On Sept. 19, the long awaited report by the Federal Reserve came as a shock to the financial community driving the stock market up. Federal Reserve officials decided to keep their bond-buying program in place in an effort to continue to stimulate the country’s economy. The quantitative easing program is designed to promote hiring by holding down interest rates while encouraging individuals and businesses to spend money.
Even with short-term interest rates near zero the easy money policies of the Federal Reserve have not made the impact that was anticipated. In fact Ben Bernanke, the head of the Federal Reserve, indicated that the economic indicators are mixed with some job growth and better housing numbers but that we still have more pain ahead.
The same day the Federal Reserve announced their plan, the National Association of Realtors reported sales of existing single-family homes rose in August to an annual rate of 5.48 million units from 5.39 million units in July, higher than the expected 5.25 million units. This was the highest sales rate since 2007. As good as this sounds, existing home sales are still about 27 percent below the figures from mid-2005.

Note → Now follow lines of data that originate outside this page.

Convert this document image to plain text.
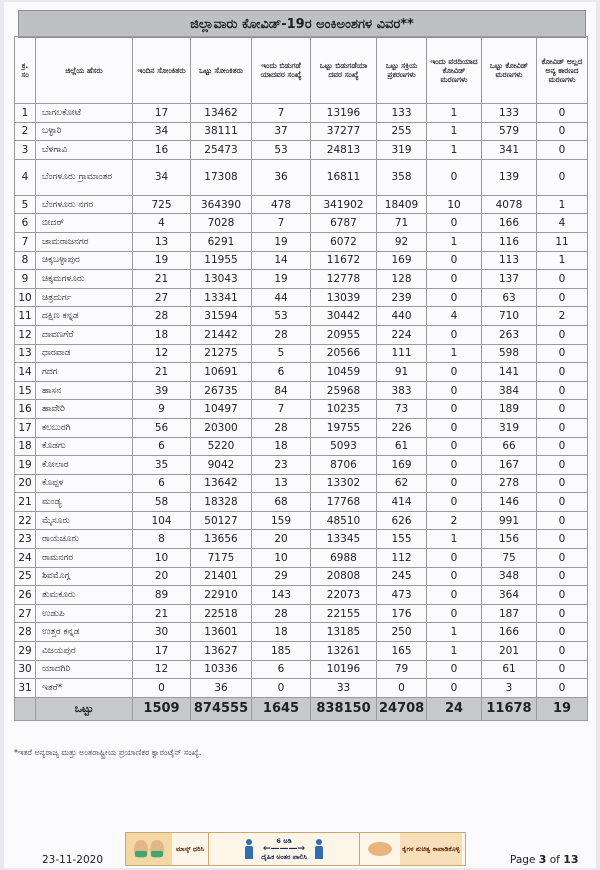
ಜಿಲ್ಲಾವಾರು ಕೋವಿಡ್-19ರ ಅಂಕಿಅಂಶಗಳ ವಿವರ**
ಕ್ರ. ಸಂ	ಜಿಲ್ಲೆಯ ಹೆಸರು	ಇಂದಿನ ಸೋಂಕಿತರು	ಒಟ್ಟು ಸೋಂಕಿತರು	ಇಂದು ಬಿಡುಗಡೆ ಯಾದವರ ಸಂಖ್ಯೆ	ಒಟ್ಟು ಬಿಡುಗಡೆಯಾ ದವರ ಸಂಖ್ಯೆ	ಒಟ್ಟು ಸಕ್ರಿಯ ಪ್ರಕರಣಗಳು	ಇಂದು ವರದಿಯಾದ ಕೋವಿಡ್ ಮರಣಗಳು	ಒಟ್ಟು ಕೋವಿಡ್ ಮರಣಗಳು	ಕೋವಿಡ್ ಅಲ್ಲದ ಅನ್ಯ ಕಾರಣದ ಮರಣಗಳು
1	ಬಾಗಲಕೋಟೆ	17	13462	7	13196	133	1	133	0
2	ಬಳ್ಳಾರಿ	34	38111	37	37277	255	1	579	0
3	ಬೆಳಗಾವಿ	16	25473	53	24813	319	1	341	0
4	ಬೆಂಗಳೂರು ಗ್ರಾಮಾಂತರ	34	17308	36	16811	358	0	139	0
5	ಬೆಂಗಳೂರು ನಗರ	725	364390	478	341902	18409	10	4078	1
6	ಬೀದರ್	4	7028	7	6787	71	0	166	4
7	ಚಾಮರಾಜನಗರ	13	6291	19	6072	92	1	116	11
8	ಚಿಕ್ಕಬಳ್ಳಾಪುರ	19	11955	14	11672	169	0	113	1
9	ಚಿಕ್ಕಮಗಳೂರು	21	13043	19	12778	128	0	137	0
10	ಚಿತ್ರದುರ್ಗ	27	13341	44	13039	239	0	63	0
11	ದಕ್ಷಿಣ ಕನ್ನಡ	28	31594	53	30442	440	4	710	2
12	ದಾವಣಗೆರೆ	18	21442	28	20955	224	0	263	0
13	ಧಾರವಾಡ	12	21275	5	20566	111	1	598	0
14	ಗದಗ	21	10691	6	10459	91	0	141	0
15	ಹಾಸನ	39	26735	84	25968	383	0	384	0
16	ಹಾವೇರಿ	9	10497	7	10235	73	0	189	0
17	ಕಲಬುರಗಿ	56	20300	28	19755	226	0	319	0
18	ಕೊಡಗು	6	5220	18	5093	61	0	66	0
19	ಕೋಲಾರ	35	9042	23	8706	169	0	167	0
20	ಕೊಪ್ಪಳ	6	13642	13	13302	62	0	278	0
21	ಮಂಡ್ಯ	58	18328	68	17768	414	0	146	0
22	ಮೈಸೂರು	104	50127	159	48510	626	2	991	0
23	ರಾಯಚೂರು	8	13656	20	13345	155	1	156	0
24	ರಾಮನಗರ	10	7175	10	6988	112	0	75	0
25	ಶಿವಮೊಗ್ಗ	20	21401	29	20808	245	0	348	0
26	ತುಮಕೂರು	89	22910	143	22073	473	0	364	0
27	ಉಡುಪಿ	21	22518	28	22155	176	0	187	0
28	ಉತ್ತರ ಕನ್ನಡ	30	13601	18	13185	250	1	166	0
29	ವಿಜಯಪುರ	17	13627	185	13261	165	1	201	0
30	ಯಾದಗಿರಿ	12	10336	6	10196	79	0	61	0
31	ಇತರೆ*	0	36	0	33	0	0	3	0
	ಒಟ್ಟು	1509	874555	1645	838150	24708	24	11678	19
*ಇತರೆ ಅನ್ಯರಾಜ್ಯ ಮತ್ತು ಅಂತರಾಷ್ಟ್ರೀಯ ಪ್ರಯಾಣಿಕರ ಕ್ವಾರಂಟೈನ್ ಸಂಖ್ಯೆ.
ಮಾಸ್ಕ್ ಧರಿಸಿ
6 ಅಡಿ
←———→
ದೈಹಿಕ ಅಂತರ ಪಾಲಿಸಿ
ಕೈಗಳ ಶುಚಿತ್ವ ಕಾಪಾಡಿಕೊಳ್ಳಿ
23-11-2020	Page 3 of 13
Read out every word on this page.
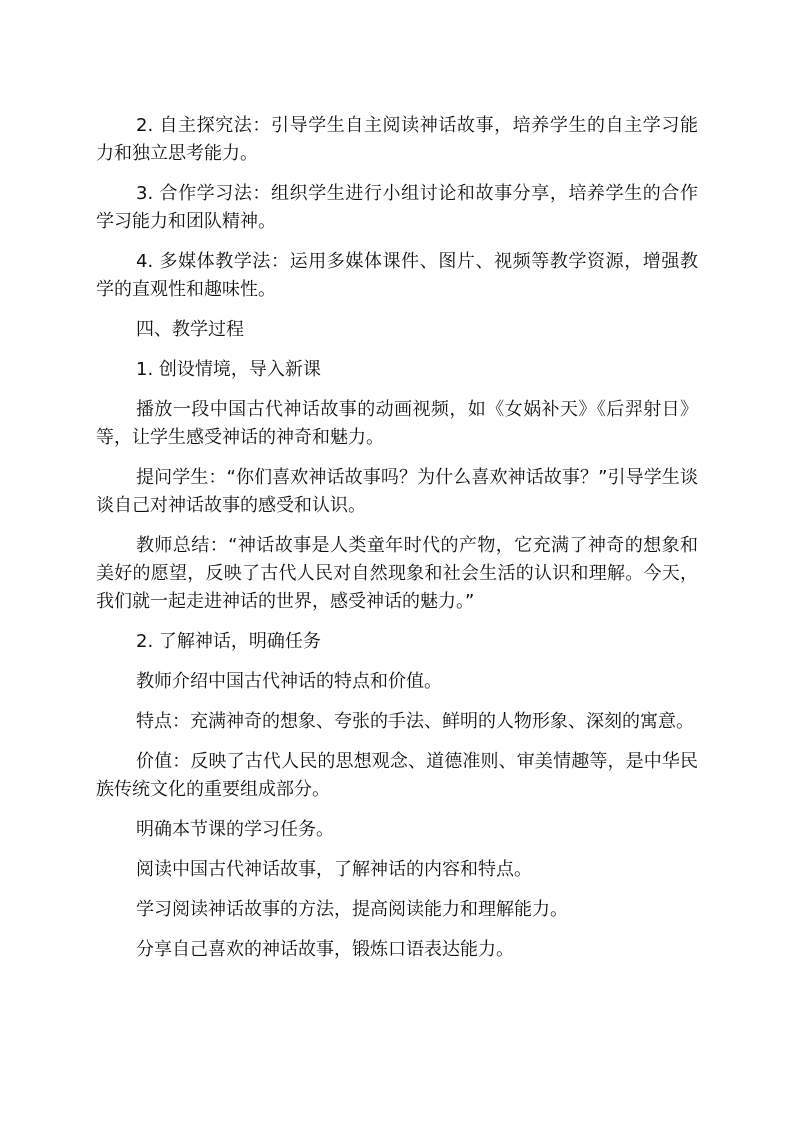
2. 自主探究法：引导学生自主阅读神话故事，培养学生的自主学习能力和独立思考能力。

3. 合作学习法：组织学生进行小组讨论和故事分享，培养学生的合作学习能力和团队精神。

4. 多媒体教学法：运用多媒体课件、图片、视频等教学资源，增强教学的直观性和趣味性。

四、教学过程

1. 创设情境，导入新课

播放一段中国古代神话故事的动画视频，如《女娲补天》《后羿射日》等，让学生感受神话的神奇和魅力。

提问学生：“你们喜欢神话故事吗？为什么喜欢神话故事？”引导学生谈谈自己对神话故事的感受和认识。

教师总结：“神话故事是人类童年时代的产物，它充满了神奇的想象和美好的愿望，反映了古代人民对自然现象和社会生活的认识和理解。今天，我们就一起走进神话的世界，感受神话的魅力。”

2. 了解神话，明确任务

教师介绍中国古代神话的特点和价值。

特点：充满神奇的想象、夸张的手法、鲜明的人物形象、深刻的寓意。

价值：反映了古代人民的思想观念、道德准则、审美情趣等，是中华民族传统文化的重要组成部分。

明确本节课的学习任务。

阅读中国古代神话故事，了解神话的内容和特点。

学习阅读神话故事的方法，提高阅读能力和理解能力。

分享自己喜欢的神话故事，锻炼口语表达能力。
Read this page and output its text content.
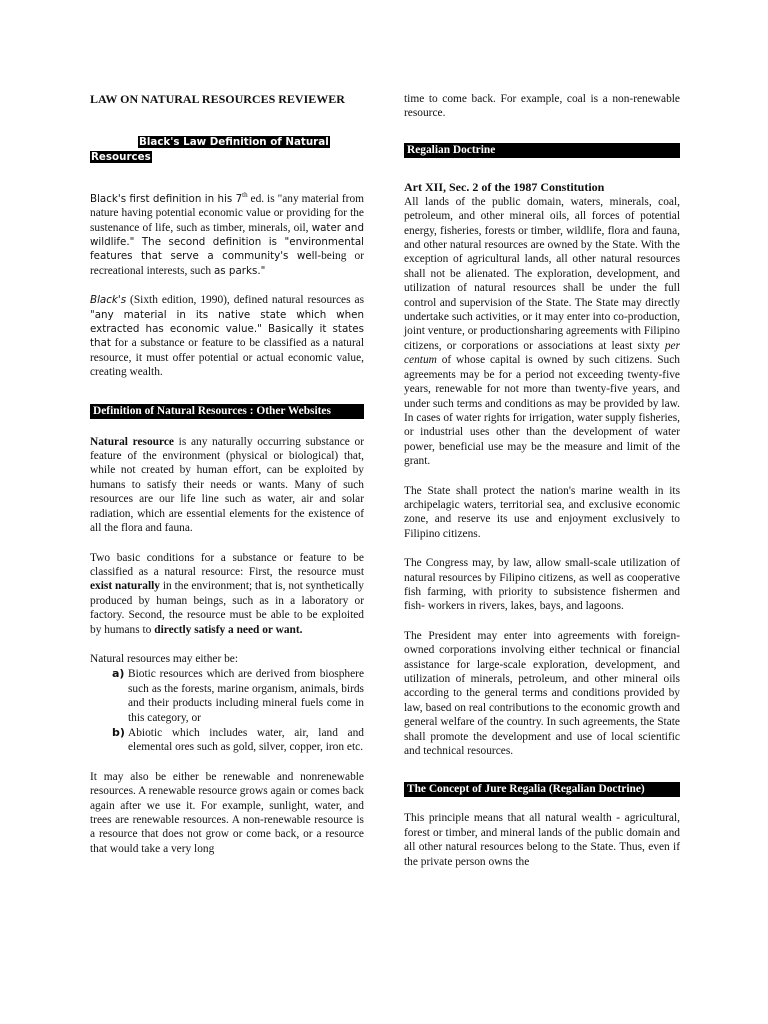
LAW ON NATURAL RESOURCES REVIEWER
Black's Law Definition of Natural
Resources

Black's first definition in his 7th ed. is "any material from nature having potential economic value or providing for the sustenance of life, such as timber, minerals, oil, water and wildlife." The second definition is "environmental features that serve a community's well-being or recreational interests, such as parks."

Black's (Sixth edition, 1990), defined natural resources as "any material in its native state which when extracted has economic value." Basically it states that for a substance or feature to be classified as a natural resource, it must offer potential or actual economic value, creating wealth.

Definition of Natural Resources : Other Websites

Natural resource is any naturally occurring substance or feature of the environment (physical or biological) that, while not created by human effort, can be exploited by humans to satisfy their needs or wants. Many of such resources are our life line such as water, air and solar radiation, which are essential elements for the existence of all the flora and fauna.

Two basic conditions for a substance or feature to be classified as a natural resource: First, the resource must exist naturally in the environment; that is, not synthetically produced by human beings, such as in a laboratory or factory. Second, the resource must be able to be exploited by humans to directly satisfy a need or want.

Natural resources may either be:

a) Biotic resources which are derived from biosphere such as the forests, marine organism, animals, birds and their products including mineral fuels come in this category, or
b) Abiotic which includes water, air, land and elemental ores such as gold, silver, copper, iron etc.

It may also be either be renewable and nonrenewable resources. A renewable resource grows again or comes back again after we use it. For example, sunlight, water, and trees are renewable resources. A non-renewable resource is a resource that does not grow or come back, or a resource that would take a very long

time to come back. For example, coal is a non-renewable resource.

Regalian Doctrine
Art XII, Sec. 2 of the 1987 Constitution

All lands of the public domain, waters, minerals, coal, petroleum, and other mineral oils, all forces of potential energy, fisheries, forests or timber, wildlife, flora and fauna, and other natural resources are owned by the State. With the exception of agricultural lands, all other natural resources shall not be alienated. The exploration, development, and utilization of natural resources shall be under the full control and supervision of the State. The State may directly undertake such activities, or it may enter into co-production, joint venture, or productionsharing agreements with Filipino citizens, or corporations or associations at least sixty per centum of whose capital is owned by such citizens. Such agreements may be for a period not exceeding twenty-five years, renewable for not more than twenty-five years, and under such terms and conditions as may be provided by law. In cases of water rights for irrigation, water supply fisheries, or industrial uses other than the development of water power, beneficial use may be the measure and limit of the grant.

The State shall protect the nation's marine wealth in its archipelagic waters, territorial sea, and exclusive economic zone, and reserve its use and enjoyment exclusively to Filipino citizens.

The Congress may, by law, allow small-scale utilization of natural resources by Filipino citizens, as well as cooperative fish farming, with priority to subsistence fishermen and fish- workers in rivers, lakes, bays, and lagoons.

The President may enter into agreements with foreign-owned corporations involving either technical or financial assistance for large-scale exploration, development, and utilization of minerals, petroleum, and other mineral oils according to the general terms and conditions provided by law, based on real contributions to the economic growth and general welfare of the country. In such agreements, the State shall promote the development and use of local scientific and technical resources.

The Concept of Jure Regalia (Regalian Doctrine)

This principle means that all natural wealth - agricultural, forest or timber, and mineral lands of the public domain and all other natural resources belong to the State. Thus, even if the private person owns the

So what does this mean to mortgage interest rates that have been slowly climbing recently? Most people, even real estate and banking professionals, think that the Federal Reserve interest rate has a direct effect on mortgage rates. However, mortgage rates are based on mortgage bonds or mortgage backed securities and do not always follow a reduction in the Federal short-term interest rates which are designed to stimulate consumer spending. Short-term interest rates have an effect on credit card rates, car loans and lines of credit but generally not on long-term mortgage rates.
When short-term interest rates are lowered, or in this case not raised, investors see an opportunity to move from the safety of mortgage backed securities and take a risk in stocks. When this happens, the stock market rallies which happened when the Feds made their announcement, causing the mortgage backed securities to sell off, causing interest rates to go up. So looking for a dramatic reduction in mortgage rates based on the Federal Reserve’s easy money policies probably won’t happen immediately.
Nevertheless what the Federal Reserve does is not totally irrelevant to mortgage interest rates and frequently have a delayed and indirect impact on rates. Assuming this is true the Fed’s decision to leave interest rates low could also help to keep mortgage rates low. Remember that mortgage money is still a fabulous bargain with today’s fixed rate loans being less than in 40 of the past 42 years making buying property very attractive to both investors and homeowners. In mid-September the fixed rate was 4.57 percent which was more than a percentage point higher than in January but less than the average rate for all of 2010.
The economy is still struggling in many areas but real estate is chugging along. Without really knowing how mortgage interest rates are going to go it’s probably a good time to dive in now while there is still easy money available.